Peer-review Process

  • Articles are qualified for publication on the basis of a peer review process.
  • Articles are reviewed by at least two reviewers who are experts in the subject matter covered by the article and are not part of the journal’s editorial staff.
  • The review process is conducted according to a "double-blind" principle-neither the reviewer nor the author are aware of each other's identity.
  • The review process ensures that reviewers are independent of the authors, i.e. not affiliated with the same institution.
  • In the event of discrepancies in the evaluation of an article by two reviewers, the article is referred to a third reviewer for a conclusive review.
  • Reviews are in writing and contain a clear conclusion as to whether or not the article can be accepted for publication.
  • Articles are reviewed in accordance with uniform evaluation criteria adopted by the Editorial Board and set out in an article evaluation form.

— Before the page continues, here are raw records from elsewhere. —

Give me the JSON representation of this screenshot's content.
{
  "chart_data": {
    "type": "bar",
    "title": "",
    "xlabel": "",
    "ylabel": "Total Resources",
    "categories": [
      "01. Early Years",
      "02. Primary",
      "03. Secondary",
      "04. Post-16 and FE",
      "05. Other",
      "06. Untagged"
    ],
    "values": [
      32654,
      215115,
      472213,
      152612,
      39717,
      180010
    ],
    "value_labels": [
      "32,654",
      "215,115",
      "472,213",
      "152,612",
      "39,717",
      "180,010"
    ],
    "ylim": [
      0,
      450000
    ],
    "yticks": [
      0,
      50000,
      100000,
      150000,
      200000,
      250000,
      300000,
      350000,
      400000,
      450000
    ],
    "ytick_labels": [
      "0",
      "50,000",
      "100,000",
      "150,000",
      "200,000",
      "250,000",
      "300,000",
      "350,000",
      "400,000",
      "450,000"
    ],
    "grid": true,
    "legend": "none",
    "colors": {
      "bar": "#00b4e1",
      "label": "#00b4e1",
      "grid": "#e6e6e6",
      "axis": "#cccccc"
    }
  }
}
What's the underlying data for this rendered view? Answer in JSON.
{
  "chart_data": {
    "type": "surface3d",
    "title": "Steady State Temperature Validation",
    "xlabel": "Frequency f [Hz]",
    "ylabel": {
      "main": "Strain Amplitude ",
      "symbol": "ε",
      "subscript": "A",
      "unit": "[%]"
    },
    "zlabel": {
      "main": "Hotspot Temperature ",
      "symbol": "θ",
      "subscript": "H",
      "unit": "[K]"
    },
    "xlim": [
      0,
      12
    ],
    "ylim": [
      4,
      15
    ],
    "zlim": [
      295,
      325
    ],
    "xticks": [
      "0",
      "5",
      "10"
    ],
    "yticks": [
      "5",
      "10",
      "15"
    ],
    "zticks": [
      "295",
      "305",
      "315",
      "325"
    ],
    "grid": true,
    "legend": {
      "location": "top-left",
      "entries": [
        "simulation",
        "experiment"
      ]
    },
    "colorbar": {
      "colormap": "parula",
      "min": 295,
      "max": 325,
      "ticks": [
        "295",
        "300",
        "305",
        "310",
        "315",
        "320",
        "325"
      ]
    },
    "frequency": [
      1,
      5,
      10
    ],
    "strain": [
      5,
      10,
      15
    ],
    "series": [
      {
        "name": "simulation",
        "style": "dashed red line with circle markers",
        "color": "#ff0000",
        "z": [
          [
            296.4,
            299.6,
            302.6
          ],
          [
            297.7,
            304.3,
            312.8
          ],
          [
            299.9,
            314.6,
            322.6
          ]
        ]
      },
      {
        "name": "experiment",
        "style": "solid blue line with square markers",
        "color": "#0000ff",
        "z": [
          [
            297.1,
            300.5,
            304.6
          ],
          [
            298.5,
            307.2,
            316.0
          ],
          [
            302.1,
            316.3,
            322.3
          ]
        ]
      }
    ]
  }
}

  • Articles are evaluated on the basis of the following criteria:
    - suitability for a magazine of this type,
    - original content,
    - contribution of new insight into the subject of research,
    - factual accuracy.
  • Reviews form the basis of the Editorial Board's final decision on whether or not an article will be accepted for publication; on each occasion, such a decision is made after a discussion.
  • Editorial Board decisions end with one of the following conclusions:
    - The article is academically irreproachable and qualifies for publication.
    - The article requires some (minor) corrections and will qualify for publication once these are made.
    - The article requires significant (major) corrections and needs to be re-reviewed once these are made and before it can be qualified for publication.
    - The article does not qualify for publication.
  • If reservations are expressed with regard to an article, its authors are expected to take these into account in a new version of the article.
  • If the authors are unable to take the reservations into account, they should make a case in writing, explaining why.
  • If major reservations are expressed with regard to an article, the new version of the article will be re-reviewed by one of the reviewers who evaluated the original article.